LlamaCPP API documentation(Ollama is based on this): https://llama-cpp-python.readthedocs.io/en/latest/api-reference/#low-level-api
LLM API: https://llama-cpp-python.readthedocs.io/en/stable/api-reference/#llama_cpp.Llama.create_completion

Tested Ollama models: 7/9/24

internlm2:latest
llama3
jina/jina-embeddings-v2-base-en:latest

Note

We use embeddings and generate apis from Ollama SDK. Please refer to https://github.com/ollama/ollama-python/blob/main/ollama/_client.py for model_kwargs details.

Example:

from adalflow.core.generator import Generator
from adalflow.components.model_client import OllamaClient

# Initialize the client and generator
ollama_client = OllamaClient()
generator = Generator(
    model_client=ollama_client,
    model_kwargs={
        "model": "qwen2:0.5b",
        "stream": True,
    }
)

# Generate response
output = generator({"input_str": "What is the capital of France?"})
print(output)

init_sync_client()[source]¶: Create the synchronous client

init_async_client()[source]¶: Create the asynchronous client

parse_chat_completion(completion: GenerateResponse | Generator | AsyncGenerator) → GeneratorOutput | AsyncGenerator[GeneratorOutput, None][source]¶

Parse the completion to a str. We use the generate with prompt instead of chat with messages.

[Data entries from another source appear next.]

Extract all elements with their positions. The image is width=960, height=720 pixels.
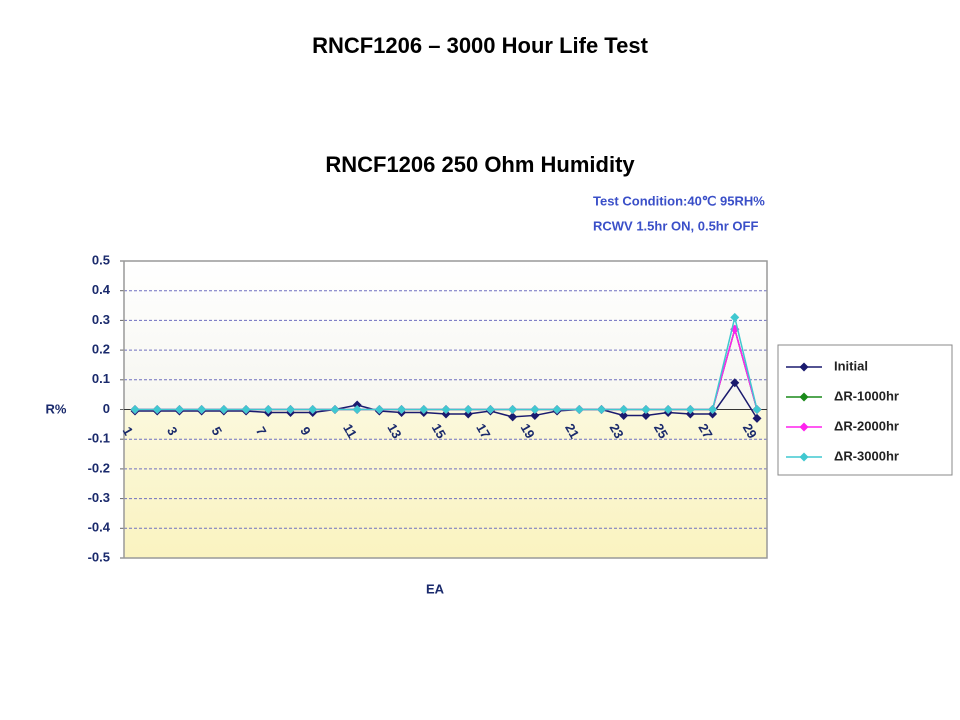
legend-marker xyxy=(799,422,809,432)
data-point xyxy=(752,405,762,414)
y-tick-label: 0.3 xyxy=(92,312,110,327)
data-point xyxy=(730,312,740,322)
data-point xyxy=(641,405,651,414)
data-point xyxy=(685,405,695,414)
data-point xyxy=(530,405,540,414)
chart-title: RNCF1206 250 Ohm Humidity xyxy=(325,152,635,177)
legend-label: Initial xyxy=(834,358,868,373)
data-point xyxy=(730,378,740,388)
y-tick-label: -0.4 xyxy=(88,520,111,535)
x-tick-label: 19 xyxy=(518,421,538,441)
data-point xyxy=(419,405,429,414)
data-point xyxy=(219,405,229,414)
data-point xyxy=(552,405,562,414)
data-point xyxy=(619,410,629,420)
x-tick-label: 29 xyxy=(740,421,760,441)
data-point xyxy=(663,405,673,414)
data-point xyxy=(352,405,362,414)
y-axis-title: R% xyxy=(46,401,67,416)
data-point xyxy=(374,405,384,414)
y-tick-label: -0.3 xyxy=(88,490,110,505)
legend-marker xyxy=(799,392,809,402)
data-point xyxy=(308,405,318,414)
legend-label: ΔR-2000hr xyxy=(834,418,899,433)
data-point xyxy=(463,405,473,414)
data-point xyxy=(574,405,584,414)
y-tick-label: -0.2 xyxy=(88,460,110,475)
data-point xyxy=(241,405,251,414)
annotation: RCWV 1.5hr ON, 0.5hr OFF xyxy=(593,218,758,233)
plot-area-lower xyxy=(124,409,767,558)
annotation: Test Condition:40℃ 95RH% xyxy=(593,193,765,208)
data-point xyxy=(397,405,407,414)
data-point xyxy=(263,405,273,414)
data-point xyxy=(708,405,718,414)
y-tick-label: 0 xyxy=(103,401,110,416)
y-tick-label: 0.4 xyxy=(92,282,111,297)
data-point xyxy=(152,405,162,414)
x-tick-label: 25 xyxy=(651,421,671,441)
x-axis-title: EA xyxy=(426,581,445,596)
data-point xyxy=(752,413,762,423)
y-tick-label: 0.5 xyxy=(92,252,110,267)
data-point xyxy=(530,410,540,420)
data-point xyxy=(174,405,184,414)
data-point xyxy=(441,405,451,414)
data-point xyxy=(330,405,340,414)
x-tick-label: 11 xyxy=(340,421,360,440)
page-title: RNCF1206 – 3000 Hour Life Test xyxy=(312,33,648,58)
y-tick-label: -0.1 xyxy=(88,431,110,446)
data-point xyxy=(597,405,606,414)
data-point xyxy=(619,405,629,414)
y-tick-label: 0.1 xyxy=(92,371,110,386)
x-tick-label: 23 xyxy=(607,421,627,441)
x-tick-label: 27 xyxy=(695,421,715,441)
x-tick-label: 21 xyxy=(562,421,582,441)
legend-marker xyxy=(799,362,809,372)
x-tick-label: 17 xyxy=(473,421,493,441)
y-tick-label: -0.5 xyxy=(88,549,110,564)
data-point xyxy=(641,410,651,420)
x-tick-label: 15 xyxy=(429,421,449,441)
plot-area-upper xyxy=(124,261,767,410)
y-tick-label: 0.2 xyxy=(92,342,110,357)
data-point xyxy=(130,405,140,414)
x-tick-label: 13 xyxy=(384,421,404,441)
legend-label: ΔR-1000hr xyxy=(834,388,899,403)
legend-label: ΔR-3000hr xyxy=(834,448,899,463)
data-point xyxy=(508,412,518,422)
data-point xyxy=(286,405,295,414)
data-point xyxy=(508,405,518,414)
data-point xyxy=(485,405,495,414)
legend-marker xyxy=(799,452,809,462)
data-point xyxy=(197,405,207,414)
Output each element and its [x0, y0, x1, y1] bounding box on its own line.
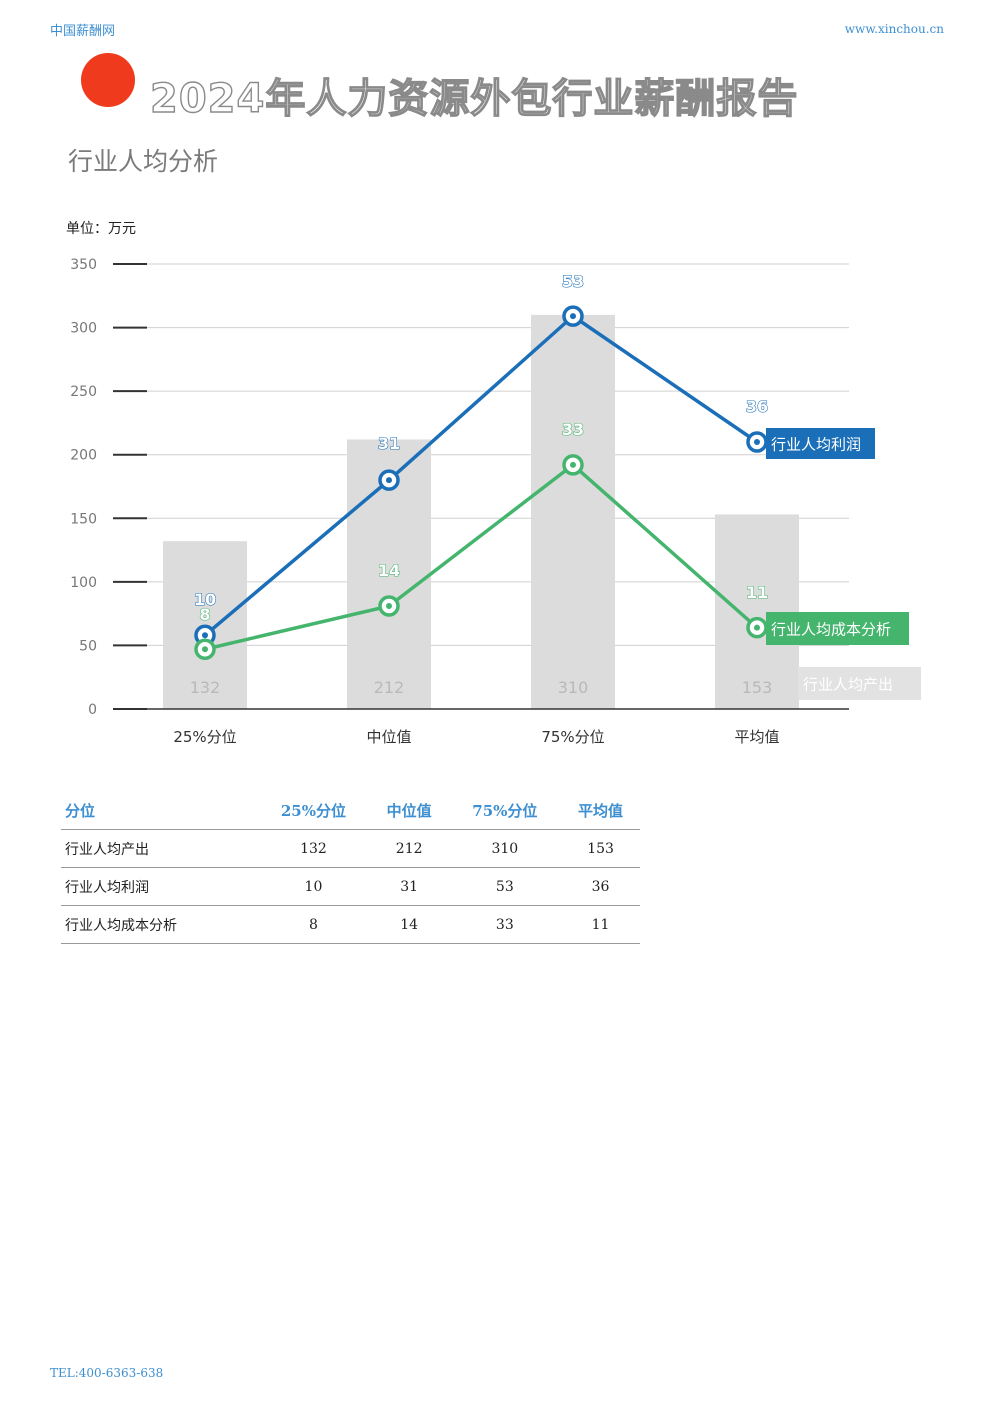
bar-data-label: 310	[558, 678, 589, 697]
bar-data-label: 212	[374, 678, 405, 697]
footer-tel: TEL:400-6363-638	[50, 1366, 164, 1380]
chart-unit-label: 单位：万元	[66, 221, 136, 237]
table-cell: 36	[561, 867, 640, 906]
table-header: 中位值	[369, 792, 449, 830]
legend-tag-output-box	[798, 667, 921, 700]
data-label-cost: 8	[199, 605, 210, 624]
x-tick-label: 中位值	[366, 728, 411, 746]
site-url[interactable]: www.xinchou.cn	[844, 22, 944, 36]
table-cell: 11	[561, 905, 640, 944]
bar-data-label: 132	[190, 678, 221, 697]
table-row: 行业人均产出 132 212 310 153	[61, 829, 640, 868]
legend-tag-profit-text: 行业人均利润	[771, 436, 861, 454]
report-title: 2024年人力资源外包行业薪酬报告	[149, 75, 799, 122]
table-cell: 132	[257, 829, 370, 868]
per-capita-chart: 0 50 100 150 200 250 300 350 132 212 310 153 25%分位 中位…	[70, 257, 921, 746]
table-header: 平均值	[561, 792, 640, 830]
data-point-cost-center	[202, 646, 208, 653]
x-tick-label: 25%分位	[173, 728, 236, 746]
table-cell: 行业人均成本分析	[61, 905, 258, 944]
data-label-profit: 53	[562, 272, 584, 291]
y-tick-label: 150	[70, 511, 97, 527]
series-line-cost	[204, 463, 759, 651]
x-tick-label: 平均值	[734, 728, 779, 746]
y-tick-label: 350	[70, 257, 97, 273]
table-cell: 10	[257, 867, 370, 906]
legend-tag-profit-box	[766, 428, 875, 459]
table-cell: 行业人均产出	[61, 829, 258, 868]
y-tick-label: 0	[88, 702, 97, 718]
table-header-row: 分位 25%分位 中位值 75%分位 平均值	[61, 792, 640, 830]
title-accent-dot	[81, 53, 135, 107]
table-header: 分位	[61, 792, 258, 830]
bar-output	[715, 514, 799, 709]
bar-output	[531, 314, 615, 709]
section-title: 行业人均分析	[68, 147, 219, 176]
y-tick-label: 250	[70, 384, 97, 400]
data-point-profit-center	[386, 477, 392, 484]
y-tick-label: 200	[70, 448, 97, 464]
table-row: 行业人均利润 10 31 53 36	[61, 867, 640, 906]
bar-data-label: 153	[742, 678, 773, 697]
legend-tag-cost-box	[766, 612, 909, 645]
x-tick-label: 75%分位	[541, 728, 604, 746]
data-label-cost: 33	[562, 420, 584, 439]
table-cell: 53	[448, 867, 562, 906]
data-label-cost: 14	[378, 561, 400, 580]
table-cell: 33	[448, 905, 562, 944]
data-point-profit-center	[202, 632, 208, 639]
data-label-profit: 36	[746, 397, 768, 416]
data-label-cost: 11	[746, 583, 768, 602]
legend-tag-output-text: 行业人均产出	[803, 676, 893, 694]
table-cell: 行业人均利润	[61, 867, 258, 906]
table-cell: 14	[369, 905, 449, 944]
table-cell: 31	[369, 867, 449, 906]
site-name: 中国薪酬网	[50, 24, 116, 39]
y-tick-label: 300	[70, 321, 97, 337]
table-row: 行业人均成本分析 8 14 33 11	[61, 905, 640, 944]
data-label-profit: 31	[378, 434, 400, 453]
data-point-profit-center	[570, 313, 576, 320]
data-point-profit-center	[754, 439, 760, 445]
table-cell: 8	[257, 905, 370, 944]
data-point-cost-center	[386, 603, 392, 610]
series-line-profit	[203, 314, 758, 637]
data-label-profit: 10	[194, 590, 216, 609]
table-cell: 153	[561, 829, 640, 868]
table-header: 25%分位	[257, 792, 370, 830]
table-cell: 310	[448, 829, 562, 868]
legend-tag-cost-text: 行业人均成本分析	[771, 621, 891, 639]
data-point-cost-center	[570, 461, 576, 468]
data-table: 分位 25%分位 中位值 75%分位 平均值 行业人均产出 132 212 31…	[61, 792, 640, 944]
y-tick-label: 50	[79, 638, 97, 654]
table-cell: 212	[369, 829, 449, 868]
data-point-cost-center	[754, 624, 760, 631]
table-header: 75%分位	[448, 792, 562, 830]
y-tick-label: 100	[70, 575, 97, 591]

Handles both synchronous and asynchronous responses, including streaming.

Parameters:: completion – The response from Ollama API, can be: - GenerateResponse: Non-streaming generate response - GeneratorType: Synchronous streaming response - AsyncGenerator: Asynchronous streaming response - Dict: Chat response
Returns:: GeneratorOutput for non-streaming responses Generator/AsyncGenerator for streaming responses

parse_embedding_response(response: Dict[str, List[float]]) → EmbedderOutput[source]¶: Parse the embedding response to a structure AdalFlow components can understand. Pull the embedding from response[‘embedding’] and store it Embedding dataclass

convert_inputs_to_api_kwargs(input: Any | None = None, model_kwargs: Dict = {}, model_type: ModelType = ModelType.UNDEFINED) → Dict[source]¶: Convert the input and model_kwargs to api_kwargs for the Ollama SDK client.

call(api_kwargs: Dict = {}, model_type: ModelType = ModelType.UNDEFINED)[source]¶

Subclass use this to call the API with the sync client. model_type: this decides which API, such as chat.completions or embeddings for OpenAI. api_kwargs: all the arguments that the API call needs, subclass should implement this method.

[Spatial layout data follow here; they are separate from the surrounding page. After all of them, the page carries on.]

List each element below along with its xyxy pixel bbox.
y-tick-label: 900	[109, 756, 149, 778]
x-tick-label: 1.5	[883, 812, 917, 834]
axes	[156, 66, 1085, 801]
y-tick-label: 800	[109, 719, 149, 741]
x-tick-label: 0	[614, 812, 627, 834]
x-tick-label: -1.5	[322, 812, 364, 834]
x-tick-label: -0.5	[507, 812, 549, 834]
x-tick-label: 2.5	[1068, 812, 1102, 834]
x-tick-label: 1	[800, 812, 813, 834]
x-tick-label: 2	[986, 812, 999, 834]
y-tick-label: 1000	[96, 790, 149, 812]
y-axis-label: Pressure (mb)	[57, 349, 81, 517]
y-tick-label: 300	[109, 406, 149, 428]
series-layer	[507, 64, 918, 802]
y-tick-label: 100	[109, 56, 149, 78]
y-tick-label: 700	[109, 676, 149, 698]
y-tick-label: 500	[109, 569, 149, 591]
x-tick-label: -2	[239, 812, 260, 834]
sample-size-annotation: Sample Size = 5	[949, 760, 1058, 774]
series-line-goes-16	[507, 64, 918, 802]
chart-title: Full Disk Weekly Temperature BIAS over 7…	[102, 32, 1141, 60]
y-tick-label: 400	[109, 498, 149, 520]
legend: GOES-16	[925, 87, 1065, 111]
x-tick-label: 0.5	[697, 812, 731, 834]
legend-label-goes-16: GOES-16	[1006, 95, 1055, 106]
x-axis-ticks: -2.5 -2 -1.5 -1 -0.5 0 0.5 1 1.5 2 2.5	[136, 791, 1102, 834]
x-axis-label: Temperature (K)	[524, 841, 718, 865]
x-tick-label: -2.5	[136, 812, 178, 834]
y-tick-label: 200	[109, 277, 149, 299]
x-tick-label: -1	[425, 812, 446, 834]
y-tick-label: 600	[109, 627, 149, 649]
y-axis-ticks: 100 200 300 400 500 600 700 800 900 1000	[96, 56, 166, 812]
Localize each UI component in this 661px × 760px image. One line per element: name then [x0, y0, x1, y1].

Additionally in subclass you can implement the error handling and retry logic here. See OpenAIClient for example.

async acall(api_kwargs: Dict = {}, model_type: ModelType = ModelType.UNDEFINED)[source]¶: Subclass use this to call the API with the async client.

classmethod from_dict(data: Dict[str, Any]) → OllamaClient[source]¶: Create an instance from previously serialized data using to_dict() method.

to_dict(exclude: List[str] | None = None) → Dict[str, Any][source]¶: Convert the component to a dictionary.